In parallel with our research, [40] was detected that the MS nutrient medium supplemented with the combinations of NAA:BAP transferred the leaf explants of Acmella calva (DC.) R.K.Jansen. (Asteraceae) species was more effective than the combination of IAA:BAP for the purpose of the callus formation.
In accordance with our research, [41] was observed that the addition on the MS nutrient medium of only the 2,4-D or the combination of 2,4-D:NAA:IAA wasn’t a significant effect on the callus induction.
In conclusion of our study, most of the medicinal plants such as C. officinalis and C. arvensis species have very rich secondary metabolites source which are pharmaceutical and economical important.
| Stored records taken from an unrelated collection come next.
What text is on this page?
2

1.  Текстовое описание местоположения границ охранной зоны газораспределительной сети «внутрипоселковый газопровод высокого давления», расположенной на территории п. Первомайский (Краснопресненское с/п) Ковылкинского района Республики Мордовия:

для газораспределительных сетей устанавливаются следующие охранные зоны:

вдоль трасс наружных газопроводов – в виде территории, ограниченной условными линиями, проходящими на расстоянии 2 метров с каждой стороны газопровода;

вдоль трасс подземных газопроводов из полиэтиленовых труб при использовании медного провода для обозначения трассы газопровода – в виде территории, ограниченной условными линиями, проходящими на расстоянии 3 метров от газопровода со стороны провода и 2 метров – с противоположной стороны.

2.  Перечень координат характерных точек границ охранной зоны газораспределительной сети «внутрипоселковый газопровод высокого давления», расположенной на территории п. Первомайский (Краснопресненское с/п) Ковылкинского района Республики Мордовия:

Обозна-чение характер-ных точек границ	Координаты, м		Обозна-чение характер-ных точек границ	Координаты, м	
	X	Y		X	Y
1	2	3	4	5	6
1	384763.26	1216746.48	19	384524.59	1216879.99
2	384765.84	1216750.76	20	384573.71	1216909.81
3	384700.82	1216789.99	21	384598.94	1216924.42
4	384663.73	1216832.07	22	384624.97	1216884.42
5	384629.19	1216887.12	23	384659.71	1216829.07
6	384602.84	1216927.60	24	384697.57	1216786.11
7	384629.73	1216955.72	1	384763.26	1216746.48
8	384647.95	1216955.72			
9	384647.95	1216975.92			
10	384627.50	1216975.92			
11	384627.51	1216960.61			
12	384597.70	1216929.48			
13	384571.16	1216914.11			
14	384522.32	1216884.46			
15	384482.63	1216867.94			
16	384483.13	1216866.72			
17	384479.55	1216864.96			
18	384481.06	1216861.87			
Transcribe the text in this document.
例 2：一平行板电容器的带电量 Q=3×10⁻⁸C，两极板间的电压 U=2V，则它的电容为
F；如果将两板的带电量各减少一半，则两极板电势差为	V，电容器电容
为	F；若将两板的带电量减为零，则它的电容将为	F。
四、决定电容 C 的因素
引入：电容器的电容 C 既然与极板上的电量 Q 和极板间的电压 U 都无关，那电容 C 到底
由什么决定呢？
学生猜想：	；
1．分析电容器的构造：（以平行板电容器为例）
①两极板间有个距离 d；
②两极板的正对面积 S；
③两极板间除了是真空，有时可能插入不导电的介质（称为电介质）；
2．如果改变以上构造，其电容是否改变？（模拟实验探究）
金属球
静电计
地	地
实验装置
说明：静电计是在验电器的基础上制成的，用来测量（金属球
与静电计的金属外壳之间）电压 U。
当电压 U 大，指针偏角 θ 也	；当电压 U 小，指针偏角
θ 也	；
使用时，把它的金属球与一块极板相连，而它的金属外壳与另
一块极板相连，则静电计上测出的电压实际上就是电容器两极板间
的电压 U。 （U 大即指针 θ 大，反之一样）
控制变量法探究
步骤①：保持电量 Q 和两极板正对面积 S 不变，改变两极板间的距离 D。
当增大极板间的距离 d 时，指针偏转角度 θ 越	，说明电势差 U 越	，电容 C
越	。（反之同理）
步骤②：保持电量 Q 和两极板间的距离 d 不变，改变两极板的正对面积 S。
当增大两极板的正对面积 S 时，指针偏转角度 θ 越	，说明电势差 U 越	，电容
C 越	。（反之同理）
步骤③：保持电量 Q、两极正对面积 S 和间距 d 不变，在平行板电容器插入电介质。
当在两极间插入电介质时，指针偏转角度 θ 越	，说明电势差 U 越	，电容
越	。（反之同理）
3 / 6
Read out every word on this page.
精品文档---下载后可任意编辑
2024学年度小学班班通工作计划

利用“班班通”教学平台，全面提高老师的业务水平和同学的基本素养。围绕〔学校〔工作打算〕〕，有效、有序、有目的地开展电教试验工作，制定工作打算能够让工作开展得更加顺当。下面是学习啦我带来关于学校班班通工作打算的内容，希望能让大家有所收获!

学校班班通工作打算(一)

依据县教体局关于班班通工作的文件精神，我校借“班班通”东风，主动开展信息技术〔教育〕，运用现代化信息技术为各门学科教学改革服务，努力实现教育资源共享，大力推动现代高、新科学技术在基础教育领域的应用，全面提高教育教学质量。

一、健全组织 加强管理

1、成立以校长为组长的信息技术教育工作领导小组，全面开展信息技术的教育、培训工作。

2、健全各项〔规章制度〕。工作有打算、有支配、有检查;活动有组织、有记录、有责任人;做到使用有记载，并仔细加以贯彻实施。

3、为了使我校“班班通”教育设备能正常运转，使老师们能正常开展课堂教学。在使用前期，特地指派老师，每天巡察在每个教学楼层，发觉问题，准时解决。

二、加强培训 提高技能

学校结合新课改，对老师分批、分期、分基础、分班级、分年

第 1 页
When these plants are cultured as in vitro, it was determined that the formation of callus biomass can be increased by using the different plant growth regulators in most of the cases. Therefore, this callus biomass can be a source of phenolic compounds and carotenoids such as a caffeic acid and a beta carotene will be isolated for pharmaceutical using.
This research is a part of Miss. Nergis KAYA’s Doctorate Thesis in Biological Science which is succesfully completed in Graduate School of Natural and Applied Sciences in Canakkale Onsekiz Mart University under the supervisory of Prof. Dr. Cüneyt AKI. This research project which numbered as FDK 2015-401 was supported by Canakkale Onsekiz Mart University Commission of Scientific Research Projects.